Tribune-Herald staff writer

The state Department of Land and Natural Resources has not forgotten about a game management plan drafted for Hawaii County three years ago but never enacted, says the agency’s Forestry and Wildlife chief.

The document was intended to be Hawaii’s first comprehensive approach to the management of its hunting resources, which could later be applied to other counties in the state.

A project coordinator hired only to draft the plan spent more than two years putting it together with the help of a task force that included members of the Big Island’s hunting community, which has long been critical of the state’s approach to game animals.

The approximately 175-page report was submitted to DLNR in April 2010. But then, according to its author, nothing happened.

The report’s coordinator and writer, Dick Hollinger of Puna, said he didn’t receive any feedback after it was finished and has been disappointed with what he sees as a lack of response or interest.

“A lot of people put in a lot of free time … thinking it was going to amount to something,” he said.

Roger Imoto, administrator for the Division of Forestry and Wildlife, acknowledged the document hasn’t been enacted or published. But, he said, it wasn’t because of a lack of interest.

Imoto, who became division chief earlier this year, said the plan fell short of what the agency was hoping to get.
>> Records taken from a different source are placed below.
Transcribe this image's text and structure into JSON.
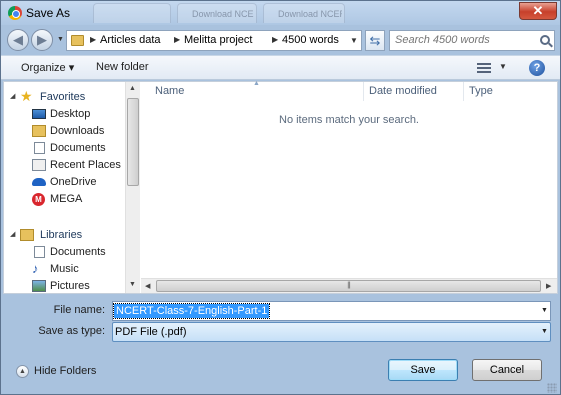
{
  "window": {
    "title": "Save As",
    "close_glyph": "✕"
  },
  "background_tabs": [
    "Download NCERT English",
    "Download NCERT books"
  ],
  "nav": {
    "breadcrumb": [
      "Articles data",
      "Melitta project",
      "4500 words"
    ],
    "search_placeholder": "Search 4500 words"
  },
  "toolbar": {
    "organize": "Organize ▾",
    "new_folder": "New folder",
    "help": "?"
  },
  "sidebar": {
    "favorites_header": "Favorites",
    "favorites": [
      {
        "label": "Desktop",
        "icon": "desktop-icon"
      },
      {
        "label": "Downloads",
        "icon": "downloads-folder-icon"
      },
      {
        "label": "Documents",
        "icon": "documents-icon"
      },
      {
        "label": "Recent Places",
        "icon": "recent-places-icon"
      },
      {
        "label": "OneDrive",
        "icon": "onedrive-cloud-icon"
      },
      {
        "label": "MEGA",
        "icon": "mega-icon"
      }
    ],
    "libraries_header": "Libraries",
    "libraries": [
      {
        "label": "Documents",
        "icon": "documents-icon"
      },
      {
        "label": "Music",
        "icon": "music-icon"
      },
      {
        "label": "Pictures",
        "icon": "pictures-icon"
      }
    ]
  },
  "file_list": {
    "columns": [
      "Name",
      "Date modified",
      "Type"
    ],
    "empty_message": "No items match your search."
  },
  "form": {
    "file_name_label": "File name:",
    "file_name_value": "NCERT-Class-7-English-Part-1",
    "save_type_label": "Save as type:",
    "save_type_value": "PDF File (.pdf)"
  },
  "footer": {
    "hide_folders": "Hide Folders",
    "save": "Save",
    "cancel": "Cancel"
  }
}
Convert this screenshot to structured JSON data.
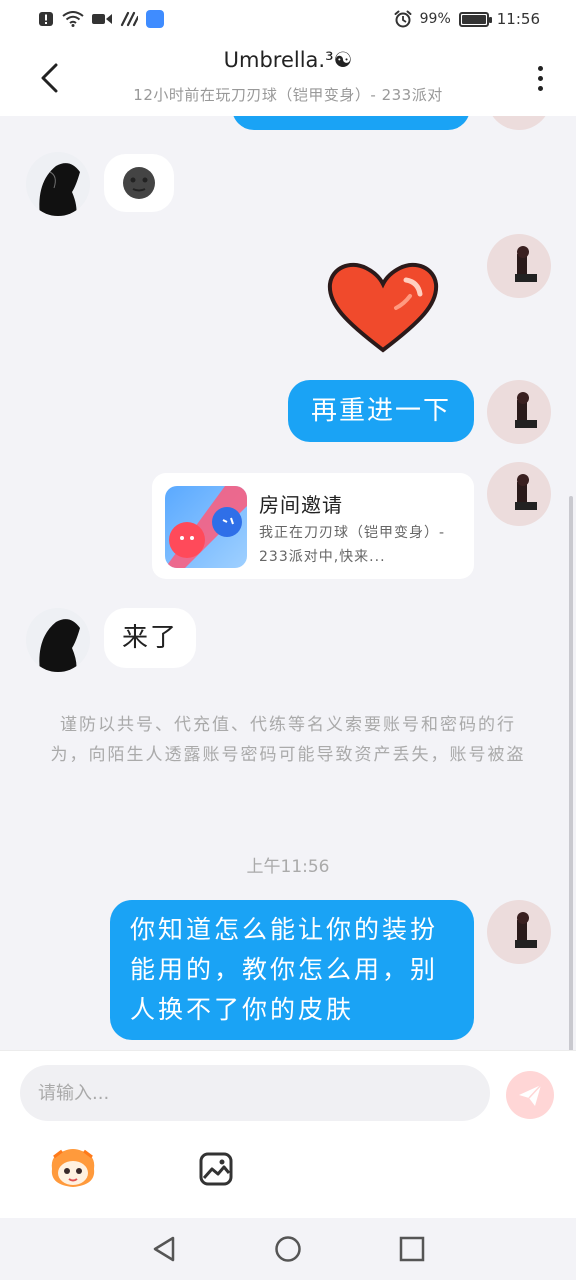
{
  "status_bar": {
    "time": "11:56",
    "battery_percent": "99%",
    "battery_level": 0.99,
    "icons": [
      "notification-alert-icon",
      "wifi-icon",
      "video-icon",
      "nfc-icon",
      "app-store-icon",
      "alarm-icon",
      "battery-icon"
    ]
  },
  "header": {
    "title": "Umbrella.³☯",
    "subtitle": "12小时前在玩刀刃球（铠甲变身）- 233派对",
    "back_icon": "back-arrow-icon",
    "more_icon": "more-vertical-icon"
  },
  "messages": [
    {
      "from": "other",
      "type": "emoji",
      "content": "🌚"
    },
    {
      "from": "me",
      "type": "sticker",
      "content": "heart"
    },
    {
      "from": "me",
      "type": "text",
      "content": "再重进一下"
    },
    {
      "from": "me",
      "type": "invite",
      "title": "房间邀请",
      "desc": "我正在刀刃球（铠甲变身）- 233派对中,快来..."
    },
    {
      "from": "other",
      "type": "text",
      "content": "来了"
    }
  ],
  "notice": "谨防以共号、代充值、代练等名义索要账号和密码的行为，向陌生人透露账号密码可能导致资产丢失，账号被盗",
  "time_label": "上午11:56",
  "last_message": {
    "from": "me",
    "type": "text",
    "content": "你知道怎么能让你的装扮能用的，教你怎么用，别人换不了你的皮肤"
  },
  "input": {
    "placeholder": "请输入..."
  },
  "toolbar": {
    "emoji_icon": "emoji-face-icon",
    "image_icon": "image-icon",
    "send_icon": "send-icon"
  },
  "nav": {
    "back": "nav-back-icon",
    "home": "nav-home-icon",
    "recents": "nav-recents-icon"
  },
  "colors": {
    "bubble_out": "#1aa3f5",
    "bubble_in": "#ffffff",
    "background": "#f3f3f7",
    "send_button": "#ffd6d6"
  }
}
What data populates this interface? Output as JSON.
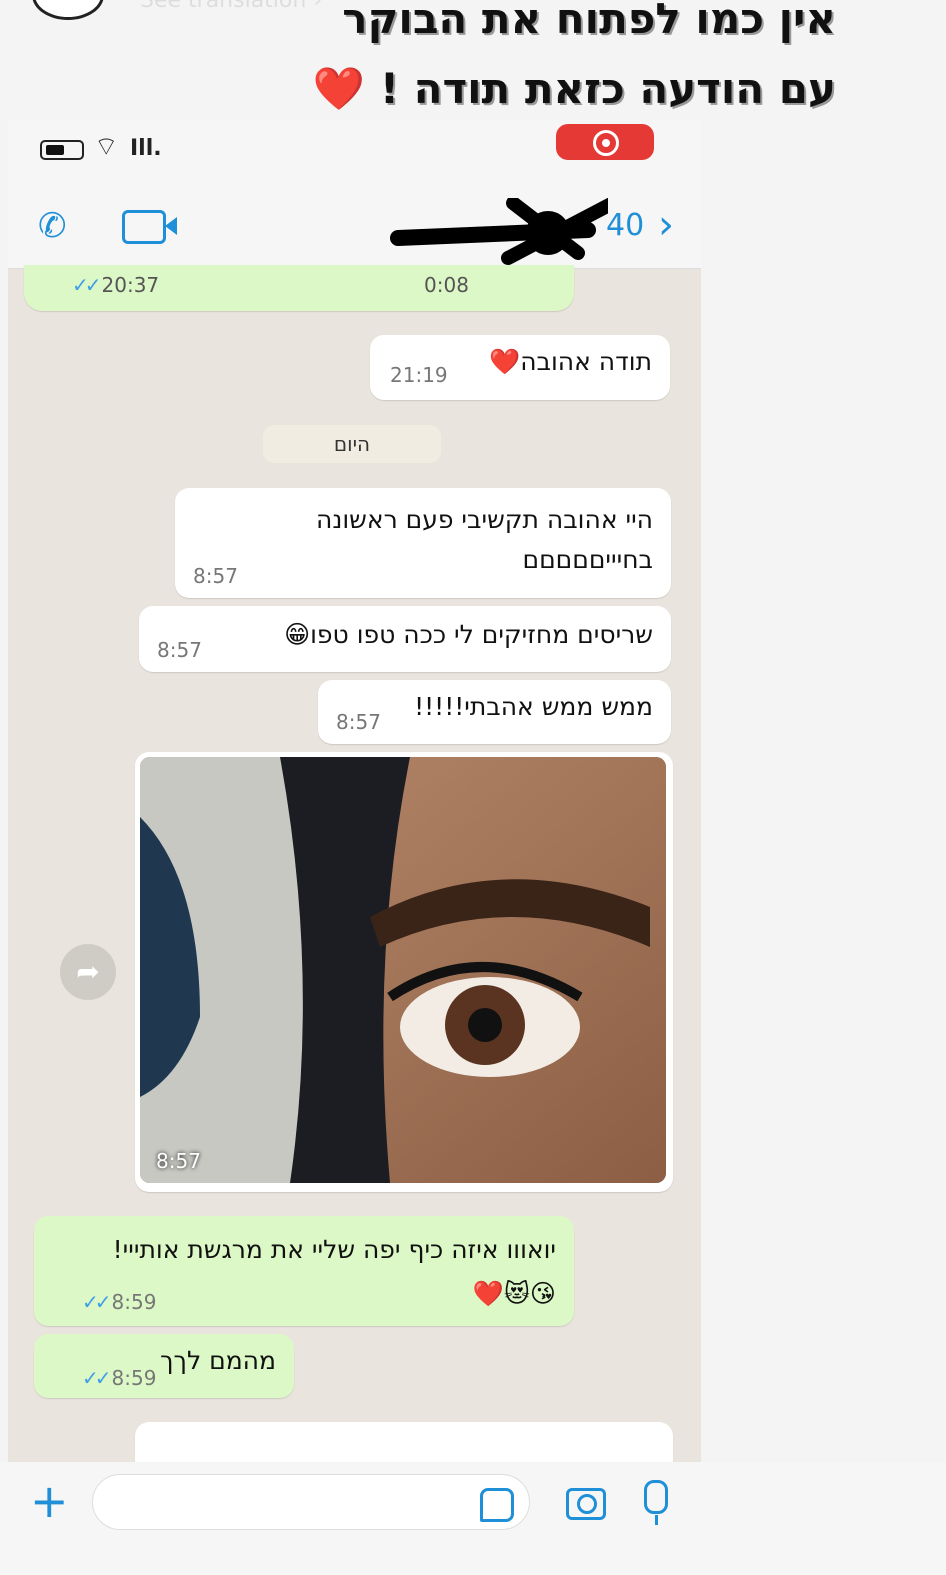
{
  "story": {
    "see_translation": "See translation ›",
    "caption_line1": "אין כמו לפתוח את הבוקר",
    "caption_line2": "עם הודעה כזאת תודה !",
    "caption_heart": "❤️"
  },
  "status_bar": {
    "wifi": "wifi-icon",
    "signal": "signal-icon",
    "battery": "battery-icon",
    "recording_color": "#e53935"
  },
  "header": {
    "back_count": "40",
    "accent_color": "#1f8fd8"
  },
  "messages": [
    {
      "type": "out",
      "time": "20:37",
      "duration": "0:08",
      "status": "read"
    },
    {
      "type": "in",
      "text": "תודה אהובה",
      "emoji": "❤️",
      "time": "21:19"
    },
    {
      "type": "date",
      "text": "היום"
    },
    {
      "type": "in",
      "text": "היי אהובה תקשיבי פעם ראשונה בחיייםםםםם",
      "time": "8:57"
    },
    {
      "type": "in",
      "text": "שריסים מחזיקים לי ככה טפו טפו😁",
      "time": "8:57"
    },
    {
      "type": "in",
      "text": "ממש ממש אהבתי!!!!!",
      "time": "8:57"
    },
    {
      "type": "in-photo",
      "time": "8:57"
    },
    {
      "type": "out",
      "text": "יואווו איזה כיף יפה שליי את מרגשת אותייי!",
      "emoji": "😘😻❤️",
      "time": "8:59",
      "status": "read"
    },
    {
      "type": "out",
      "text": "מהמם לךך",
      "time": "8:59",
      "status": "read"
    }
  ],
  "composer": {
    "placeholder": ""
  }
}
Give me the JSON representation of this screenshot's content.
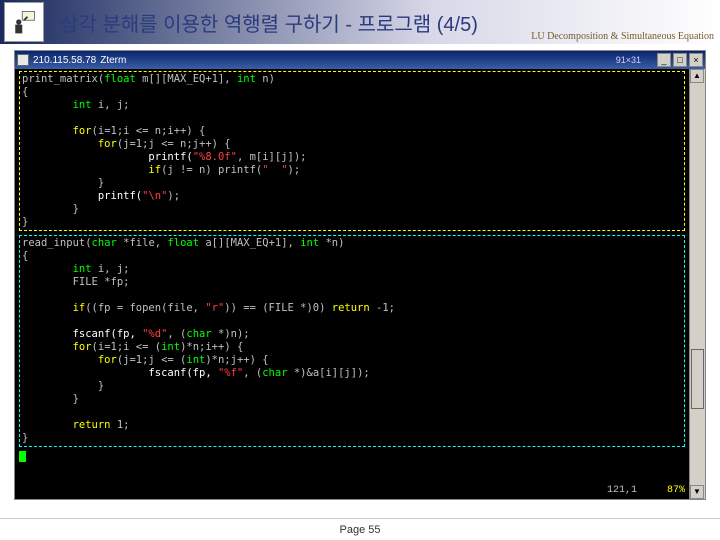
{
  "header": {
    "title": "삼각 분해를 이용한 역행렬 구하기 - 프로그램 (4/5)",
    "subtitle": "LU Decomposition & Simultaneous Equation"
  },
  "terminal": {
    "host": "210.115.58.78",
    "app": "Zterm",
    "dimensions": "91×31",
    "buttons": {
      "min": "_",
      "max": "□",
      "close": "×"
    },
    "scroll": {
      "up": "▲",
      "down": "▼"
    },
    "status": {
      "pos": "121,1",
      "pct": "87%"
    }
  },
  "code": {
    "block1": {
      "l1a": "print_matrix(",
      "l1b": "float",
      "l1c": " m[][MAX_EQ+1], ",
      "l1d": "int",
      "l1e": " n)",
      "l2": "{",
      "l3a": "        int",
      "l3b": " i, j;",
      "l4": " ",
      "l5a": "        for",
      "l5b": "(i=1;i <= n;i++) {",
      "l6a": "            for",
      "l6b": "(j=1;j <= n;j++) {",
      "l7a": "                    printf(",
      "l7b": "\"%8.0f\"",
      "l7c": ", m[i][j]);",
      "l8a": "                    if",
      "l8b": "(j != n) printf(",
      "l8c": "\"  \"",
      "l8d": ");",
      "l9": "            }",
      "l10a": "            printf(",
      "l10b": "\"\\n\"",
      "l10c": ");",
      "l11": "        }",
      "l12": "}"
    },
    "block2": {
      "l1a": "read_input(",
      "l1b": "char",
      "l1c": " *file, ",
      "l1d": "float",
      "l1e": " a[][MAX_EQ+1], ",
      "l1f": "int",
      "l1g": " *n)",
      "l2": "{",
      "l3a": "        int",
      "l3b": " i, j;",
      "l4": "        FILE *fp;",
      "l5": " ",
      "l6a": "        if",
      "l6b": "((fp = fopen(file, ",
      "l6c": "\"r\"",
      "l6d": ")) == (FILE *)0) ",
      "l6e": "return",
      "l6f": " -1;",
      "l7": " ",
      "l8a": "        fscanf(fp, ",
      "l8b": "\"%d\"",
      "l8c": ", (",
      "l8d": "char",
      "l8e": " *)n);",
      "l9a": "        for",
      "l9b": "(i=1;i <= (",
      "l9c": "int",
      "l9d": ")*n;i++) {",
      "l10a": "            for",
      "l10b": "(j=1;j <= (",
      "l10c": "int",
      "l10d": ")*n;j++) {",
      "l11a": "                    fscanf(fp, ",
      "l11b": "\"%f\"",
      "l11c": ", (",
      "l11d": "char",
      "l11e": " *)&a[i][j]);",
      "l12": "            }",
      "l13": "        }",
      "l14": " ",
      "l15a": "        return",
      "l15b": " 1;",
      "l16": "}"
    }
  },
  "footer": {
    "page": "Page 55"
  }
}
Hollinger said the document included sections on the 21 game animals in the state as well as subjects such as the economic impact of hunting.

It concluded with nine recommendations, he said, including analyses of game population and habitat, revising hunting rules, and re-organizing the hunter education program.

“It was good information but it was not in the form of a management plan that we needed,” Imoto said.

He said he plans to follow-up on the report with a new or revised version but could not give a timeline for when that might be accomplished.

First, he said he needs to hire a permanent wildlife program manager. That position has been been filled temporarily for about a year, Imoto said.

“That will be a priority,” he said. “A game management plan is a next priority.”

The document has never been made public and only DLNR staff and those who helped draft it have been authorized to have a copy.

A request for a copy of the document by the Tribune-Herald was denied. An agency spokeswoman said in an email that it can’t be released because it is still in draft form and is not considered complete.

Hollinger, who believes it should be released, said he is not allowed to distribute it since it remains in draft form.

“It should be made public,” he said.

The plan cost about $54,300 to create.

Hollinger was the only paid staff person working on it.

If the agency wasn’t satisfied with the document, Hollinger said it should have recommended changes or published it with its comments.

“Maybe there is a way to resolve those (concerns),” he said. “That is certainly doable.”

Chris Miller, acting wildlife program manager, said the agency has requested $151,000 in federal funds to conduct a game animal assessment, one of the draft plan’s recommendations.

That would be conducted first on the Big Island in a partnership with the University of Hawaii, he said.

Establishing a game management plan has been a goal for the new Hawaii County Game Management Advisory Commission.

Commission Vice President Tom Lodge, who worked on the draft report, said a plan is needed to balance the needs of conservation with those of recreational and subsistence hunting.

A common complaint among hunters is that the state focuses too much on eliminating ungulates to protect endangered plants rather than treating them as a manageable resource.

“This (hunting) has been a way of life on this island,” Lodge said. “That is being taken away from people and there’s hard feelings.”

Hollinger, who is a hunter, said the report was critical of both DLNR and the hunting community.

Both Lodge and Hollinger see DLNR as being unresponsive to the needs of hunters.

Despite assurances from Imoto, they remain skeptical about whether the state will follow through on enacting a game management plan.

“I’ve been on this planet for 78 years, and I am always a hopeful optimist,” Hollinger said. “But do I expect it to happen? No.”